Temos um bom caminho para tentar solucionar esta questão no Brasil quando governo, empresas e sociedade civil conseguem, juntos, conduzir projetos para transformação da realidade. Assim, são necessárias ações não apenas para reduzir a geração de resíduos, mas para gerar hábitos de consumo mais sustentáveis e para criar estratégias de promoção da reciclagem e da economia circular.

Um exemplo interessante é o projeto Recicla Cidade, uma Parceria Público-Privada (PPP), iniciada em 2018 e que já passou por 21 cidades de São Paulo, sendo sete destas no ABC paulista em 2022. No último ano, além de coletar mais de 12 mil toneladas de recicláveis, atuou na capacitação de 114 cooperados e desenvolveu 236 ações de educação ambiental, capacitação e engajamento social, com mais de 176 mil pessoas impactadas.

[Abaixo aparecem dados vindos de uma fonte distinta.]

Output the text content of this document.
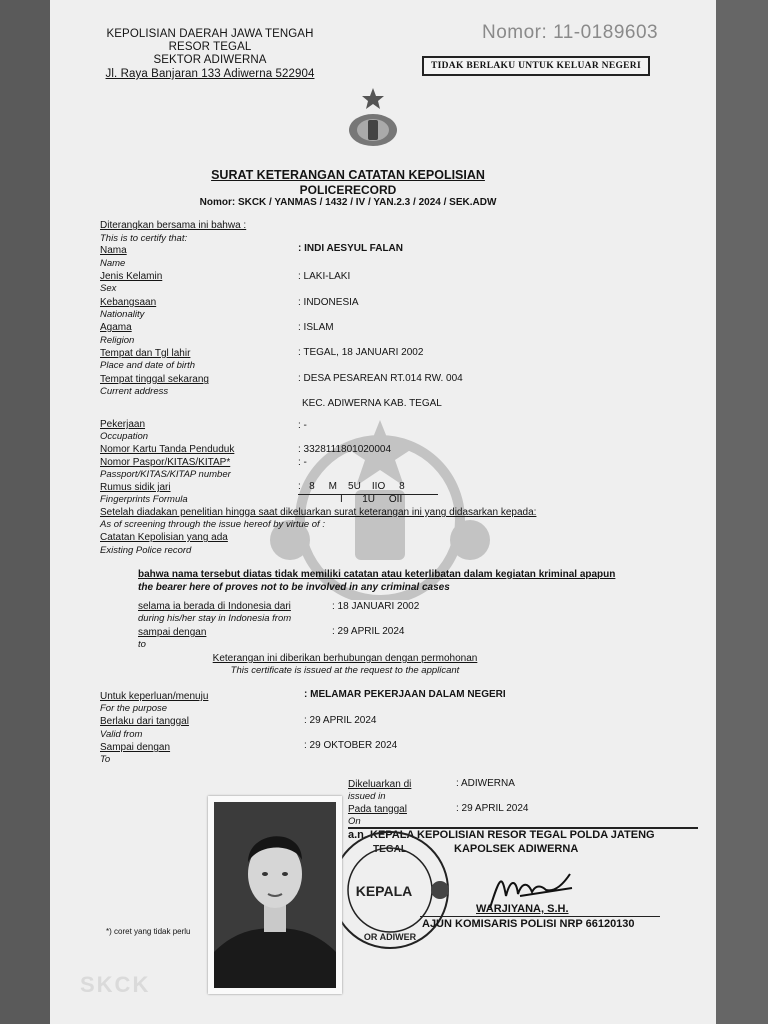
KEPOLISIAN DAERAH JAWA TENGAH
RESOR TEGAL
SEKTOR ADIWERNA
Jl. Raya Banjaran 133 Adiwerna 522904
Nomor: 11-0189603
TIDAK BERLAKU UNTUK KELUAR NEGERI
SURAT KETERANGAN CATATAN KEPOLISIAN
POLICERECORD
Nomor: SKCK / YANMAS / 1432 / IV / YAN.2.3 / 2024 / SEK.ADW
Diterangkan bersama ini bahwa :
This is to certify that:
Nama
Name
: INDI AESYUL FALAN
Jenis Kelamin
Sex
: LAKI-LAKI
Kebangsaan
Nationality
: INDONESIA
Agama
Religion
: ISLAM
Tempat dan Tgl lahir
Place and date of birth
: TEGAL, 18 JANUARI 2002
Tempat tinggal sekarang
Current address
: DESA PESAREAN RT.014 RW. 004
KEC. ADIWERNA KAB. TEGAL
Pekerjaan
Occupation
: -
Nomor Kartu Tanda Penduduk	: 3328111801020004
Nomor Paspor/KITAS/KITAP*
Passport/KITAS/KITAP number
: -
Rumus sidik jari
Fingerprints Formula
:   8     M    5U    IIO     8
I       1U     OII
Setelah diadakan penelitian hingga saat dikeluarkan surat keterangan ini yang didasarkan kepada:
As of screening through the issue hereof by virtue of :
Catatan Kepolisian yang ada
Existing Police record
bahwa nama tersebut diatas tidak memiliki catatan atau keterlibatan dalam kegiatan kriminal apapun
the bearer here of proves not to be involved in any criminal cases
selama ia berada di Indonesia dari
during his/her stay in Indonesia from
: 18 JANUARI 2002
sampai dengan
to
: 29 APRIL 2024
Keterangan ini diberikan berhubungan dengan permohonan
This certificate is issued at the request to the applicant
Untuk keperluan/menuju
For the purpose
: MELAMAR PEKERJAAN DALAM NEGERI
Berlaku dari tanggal
Valid from
: 29 APRIL 2024
Sampai dengan
To
: 29 OKTOBER 2024
Dikeluarkan di
issued in
: ADIWERNA
Pada tanggal
On
: 29 APRIL 2024
a.n. KEPALA KEPOLISIAN RESOR TEGAL POLDA JATENG
KAPOLSEK ADIWERNA
TEGAL
KEPALA
OR ADIWER
WARJIYANA, S.H.
AJUN KOMISARIS POLISI NRP 66120130
*) coret yang tidak perlu
SKCK
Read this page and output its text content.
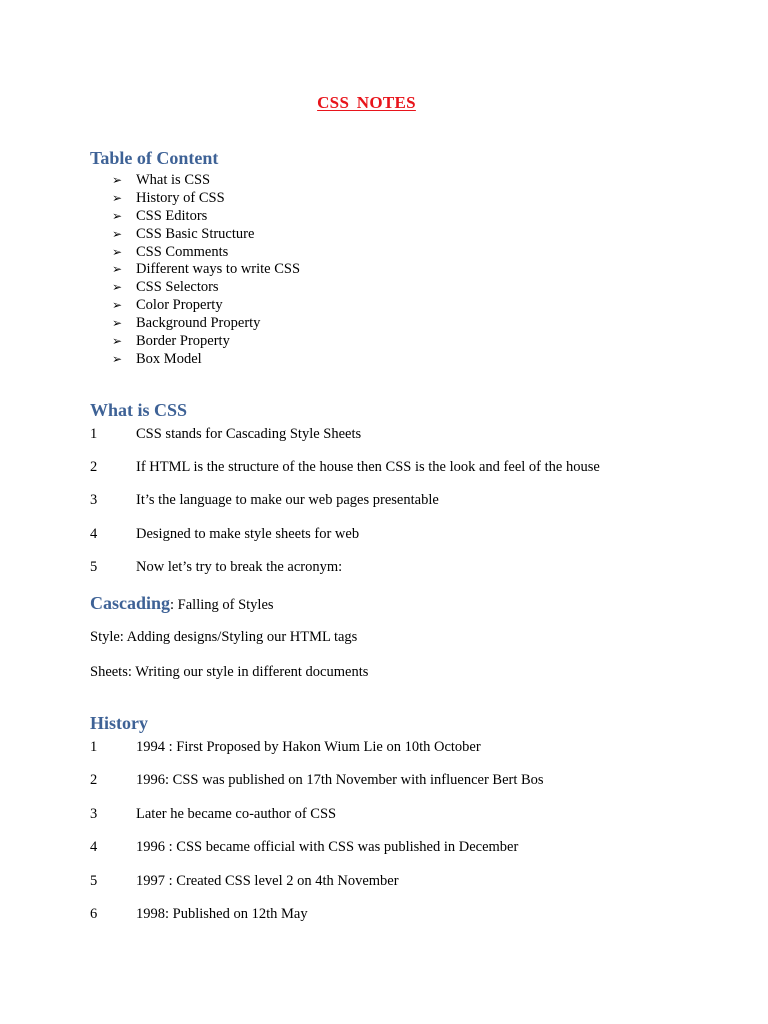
CSS NOTES
Table of Content
➢ What is CSS
➢ History of CSS
➢ CSS Editors
➢ CSS Basic Structure
➢ CSS Comments
➢ Different ways to write CSS
➢ CSS Selectors
➢ Color Property
➢ Background Property
➢ Border Property
➢ Box Model
What is CSS
1	CSS stands for Cascading Style Sheets
2	If HTML is the structure of the house then CSS is the look and feel of the house
3	It’s the language to make our web pages presentable
4	Designed to make style sheets for web
5	Now let’s try to break the acronym:
Cascading: Falling of Styles
Style: Adding designs/Styling our HTML tags
Sheets: Writing our style in different documents
History
1	1994 : First Proposed by Hakon Wium Lie on 10th October
2	1996: CSS was published on 17th November with influencer Bert Bos
3	Later he became co-author of CSS
4	1996 : CSS became official with CSS was published in December
5	1997 : Created CSS level 2 on 4th November
6	1998: Published on 12th May
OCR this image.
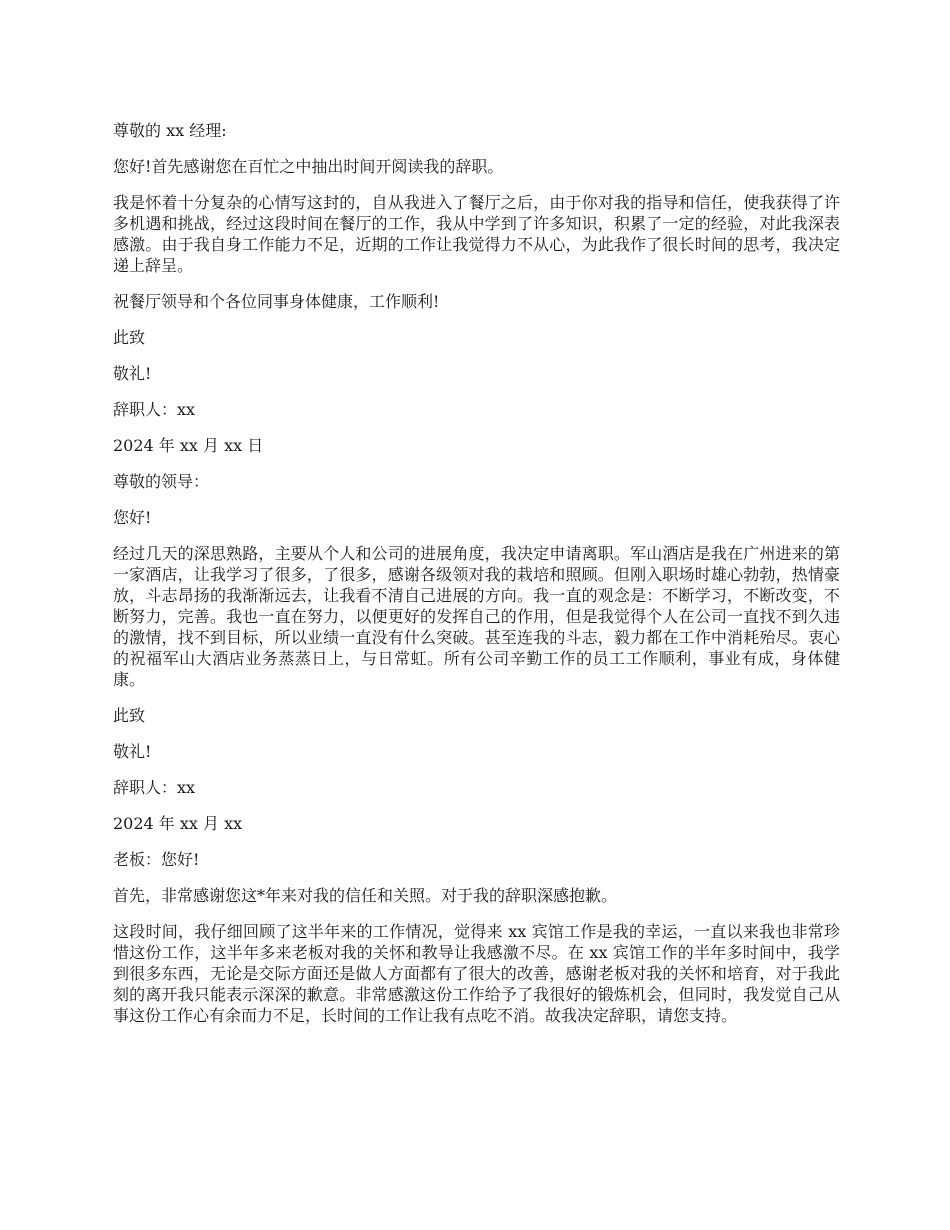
尊敬的 xx 经理:

您好!首先感谢您在百忙之中抽出时间开阅读我的辞职。

我是怀着十分复杂的心情写这封的，自从我进入了餐厅之后，由于你对我的指导和信任，使我获得了许多机遇和挑战，经过这段时间在餐厅的工作，我从中学到了许多知识，积累了一定的经验，对此我深表感激。由于我自身工作能力不足，近期的工作让我觉得力不从心，为此我作了很长时间的思考，我决定递上辞呈。

祝餐厅领导和个各位同事身体健康，工作顺利!

此致

敬礼!

辞职人：xx

2024 年 xx 月 xx 日

尊敬的领导：

您好!

经过几天的深思熟路，主要从个人和公司的进展角度，我决定申请离职。军山酒店是我在广州进来的第一家酒店，让我学习了很多，了很多，感谢各级领对我的栽培和照顾。但刚入职场时雄心勃勃，热情豪放，斗志昂扬的我渐渐远去，让我看不清自己进展的方向。我一直的观念是：不断学习，不断改变，不断努力，完善。我也一直在努力，以便更好的发挥自己的作用，但是我觉得个人在公司一直找不到久违的激情，找不到目标，所以业绩一直没有什么突破。甚至连我的斗志，毅力都在工作中消耗殆尽。衷心的祝福军山大酒店业务蒸蒸日上，与日常虹。所有公司辛勤工作的员工工作顺利，事业有成，身体健康。

此致

敬礼!

辞职人：xx

2024 年 xx 月 xx

老板：您好!

首先，非常感谢您这*年来对我的信任和关照。对于我的辞职深感抱歉。

这段时间，我仔细回顾了这半年来的工作情况，觉得来 xx 宾馆工作是我的幸运，一直以来我也非常珍惜这份工作，这半年多来老板对我的关怀和教导让我感激不尽。在 xx 宾馆工作的半年多时间中，我学到很多东西，无论是交际方面还是做人方面都有了很大的改善，感谢老板对我的关怀和培育，对于我此刻的离开我只能表示深深的歉意。非常感激这份工作给予了我很好的锻炼机会，但同时，我发觉自己从事这份工作心有余而力不足，长时间的工作让我有点吃不消。故我决定辞职，请您支持。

O projeto, idealizado pela iniciativa privada, é executado por uma ONG e tem como diferencial o foco na mobilização social e educação ambiental, por meio do envolvimento do poder público e da comunidade com campanhas de conscientização. Adicionalmente, o projeto estimula a criação de políticas públicas nos municípios onde é implementado, demonstrando na prática que é possível uma parceria entre governo, empresas e sociedade.

Além de modelos como este que engaje cada uma das partes envolvidas, outro desafio é o aumento de soluções em grande escala para a reciclagem, algo que passa necessariamente pelo desenvolvimento de tecnologias que possibilitem o aumento da capacidade instalada das recicladoras ou sistemas de triagem de recicláveis mais automatizados, que facilitem o processamento de grandes volumes de materiais. Porém, essa evolução precisa ser pensada de forma a integrar os trabalhos já realizados hoje pelas cooperativas e catadores autônomos de materiais recicláveis, que são tão fundamentais no modelo brasileiro.

Fica, então, o questionamento do que mais podemos fazer enquanto governo, empresa e sociedade para avançarmos neste tema. Um dos significados de reciclar, pelo dicionário Michaelis, é “aproveitar produtos manufaturados após o seu descarte, para a fabricação de novos produtos”. Muito além do sentido denotativo, o termo tem a ver com novo ciclo. Com repensar as estruturas e mudar realidades.

E assim no longo prazo, finalmente alcançaremos um modelo mais eficiente de coleta seletiva e reciclagem, que além de reduzir o impacto ambiental dos resíduos, irá fomentar transformações positivas na sociedade. É tudo uma questão de evolução, seja ela de prioridades, ideias ou atitudes.